Publisher: The Santa Fey Writer’s Project

Furnished by: Library Thing’s Early Reviewers Program

On Sale Date: September 2008

Publisher’s Description: “Nonfiction is the new black comedy in this hilarious collection of award-winning literary essays written by the infamous Pagan Kennedy. In the title piece, Alex Comfort, author of The Joy of Sex, reinvents himself as a sex guru in California and hatches a plan to destroy monogamy forever. In the stories that follow, a retired chemist finds a way to turn a wasteland into paradise, an aspiring tyrant tries to become the emperor of America, and an artist rigs himself up to a “brain machine” made from parts he bought at Radio Shack. All of the essays—most of which have appeared in The New York Times Magazine and The Boston Globe Magazine—document the stories of visionaries bent on remaking the world, for better or for worse.”
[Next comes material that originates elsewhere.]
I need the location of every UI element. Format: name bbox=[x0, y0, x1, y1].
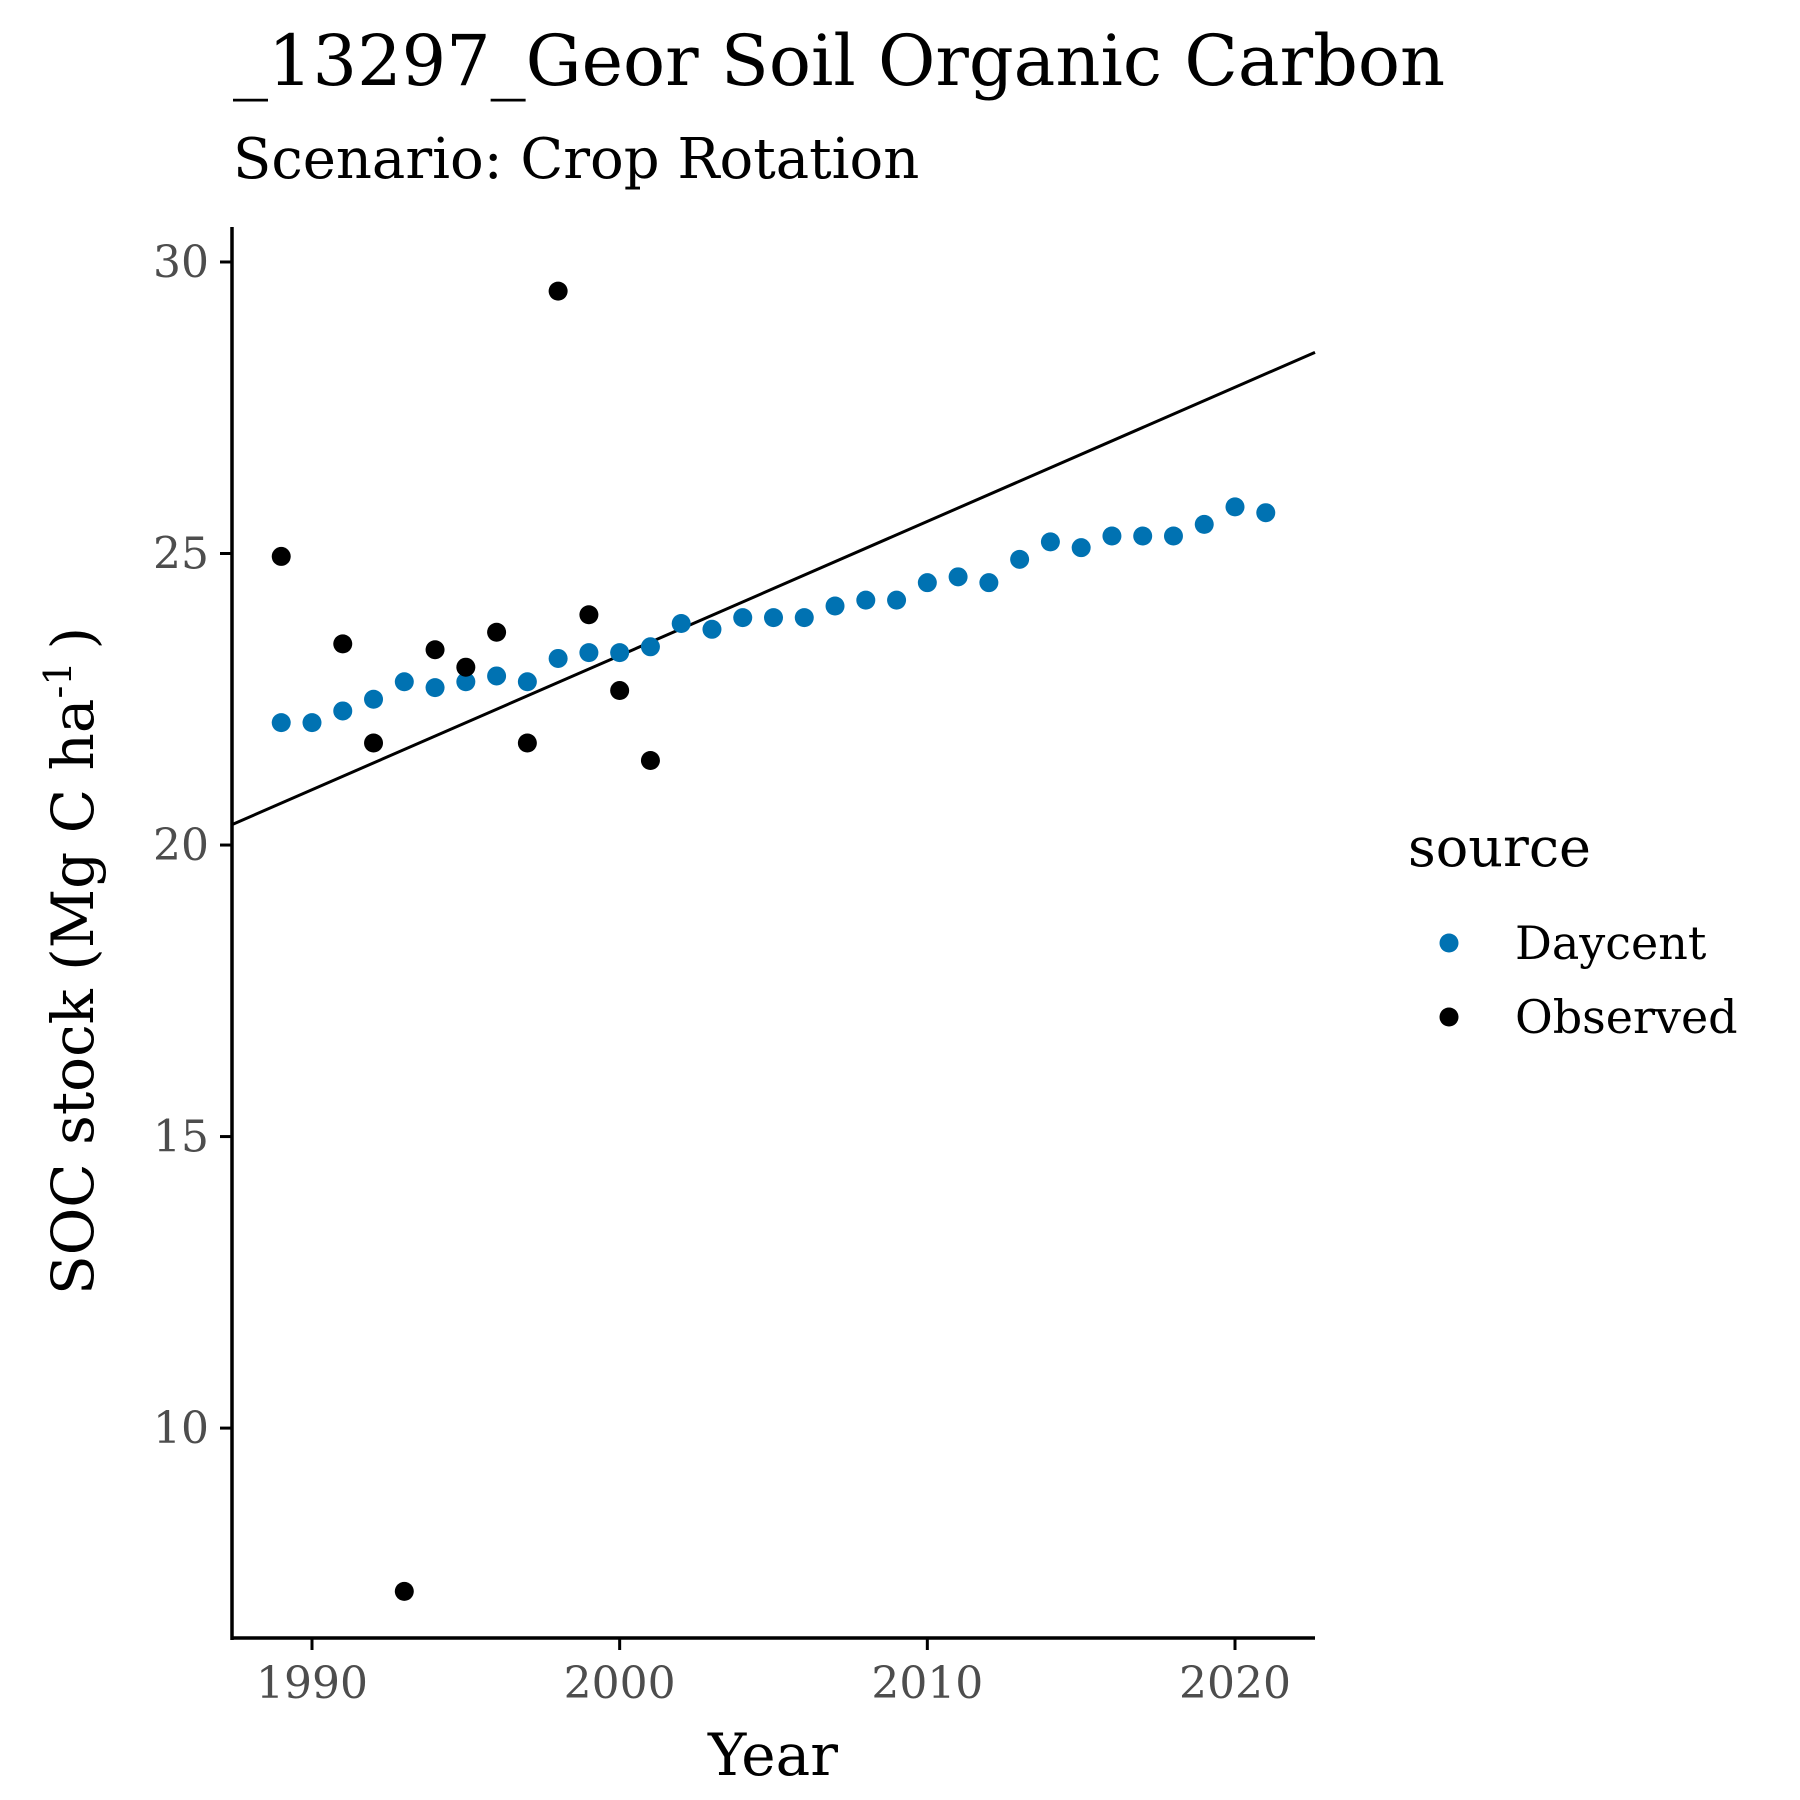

Rating: 5 stars (out of 5)

Review: Pagan Kennedy puts together a brilliant collection of her best articles for a wide and varied collection of national newspapers and magazines, creating a veritable encyclopedia of modern visionaries: writers, professors, scientists, engineers, ecologists and others who will awe and inspire her readers. And while that sounds like a good book in itself, it’s Kennedy’s poignantly witty and humanizing style of writing that really holds the readers’ attention, chapter after chapter, character after character.
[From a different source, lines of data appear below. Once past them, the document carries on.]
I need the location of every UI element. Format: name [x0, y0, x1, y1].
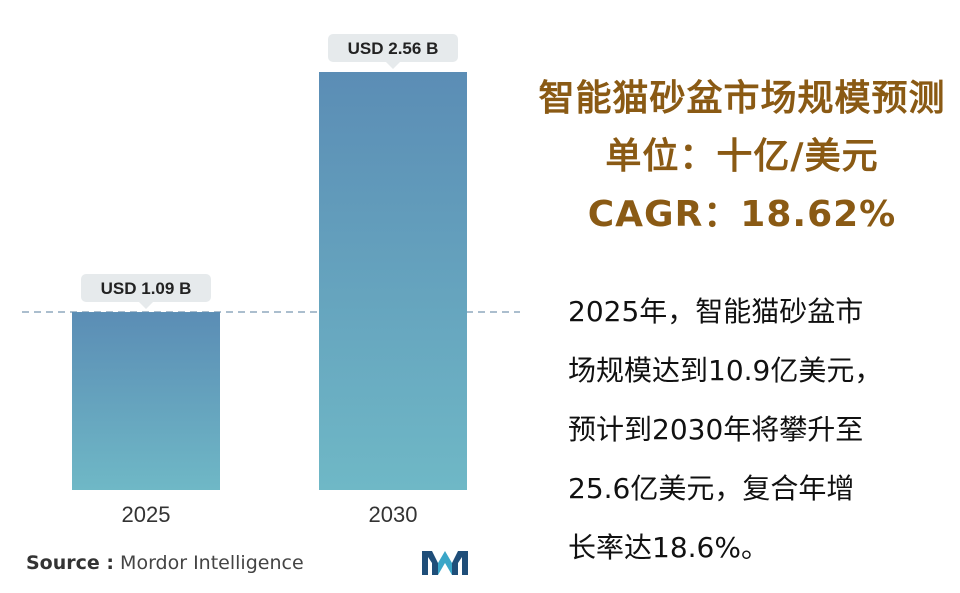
- value-label-text: USD 1.09 B: [101, 279, 192, 298]
- chart-svg: USD 1.09 B 2025 USD 2.56 B 2030: [22, 34, 520, 527]
- mordor-intelligence-logo-icon: [422, 551, 468, 575]
- description-line: 25.6亿美元，复合年增: [568, 472, 855, 505]
- value-label-2030: USD 2.56 B: [328, 34, 458, 69]
- description-line: 长率达18.6%。: [568, 531, 769, 564]
- title-panel: 智能猫砂盆市场规模预测 单位：十亿/美元 CAGR：18.62%: [532, 70, 952, 244]
- bar-2030: [319, 72, 467, 490]
- value-label-2025: USD 1.09 B: [81, 274, 211, 310]
- description-text: 2025年，智能猫砂盆市 场规模达到10.9亿美元， 预计到2030年将攀升至 …: [568, 282, 908, 577]
- x-tick-label: 2025: [122, 502, 171, 527]
- source-label: Source :: [26, 552, 114, 574]
- bar-chart: USD 1.09 B 2025 USD 2.56 B 2030: [22, 34, 520, 527]
- unit-label: 单位：十亿/美元: [605, 136, 879, 177]
- description-line: 预计到2030年将攀升至: [568, 413, 864, 446]
- description-line: 场规模达到10.9亿美元，: [568, 354, 883, 387]
- cagr-label: CAGR：18.62%: [587, 194, 897, 235]
- source-note: Source : Mordor Intelligence: [26, 552, 304, 574]
- source-name: Mordor Intelligence: [120, 552, 304, 574]
- chart-title: 智能猫砂盆市场规模预测: [538, 78, 946, 119]
- x-tick-label: 2030: [369, 502, 418, 527]
- value-label-text: USD 2.56 B: [348, 39, 439, 58]
- bar-2025: [72, 312, 220, 490]
- description-line: 2025年，智能猫砂盆市: [568, 295, 864, 328]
As a fellow writer and a fan of magazine writing, I was hooked from the introduction — Kennedy has a comfortable, distinct voice which is quickly becoming a rarity in the 21st century. She also seems to love writing for the very same reason that I do — she loves her subjects. She loves their human idiosyncrasies; their ironic obsessions; the fish-out-of-water struggle that many of her visionaries live out each day, due to the fact that quite a few of them seem to be a bit before their times.

Pick this book up and read it on a rainy day when you’re feeling lethargic and struck by cabin fever. You’ll easily fly right through the book — it’s friendly and warm like your favorite magazine, but it recharges you like a fresh pair of batteries in a child’s favorite toy. What more could you want?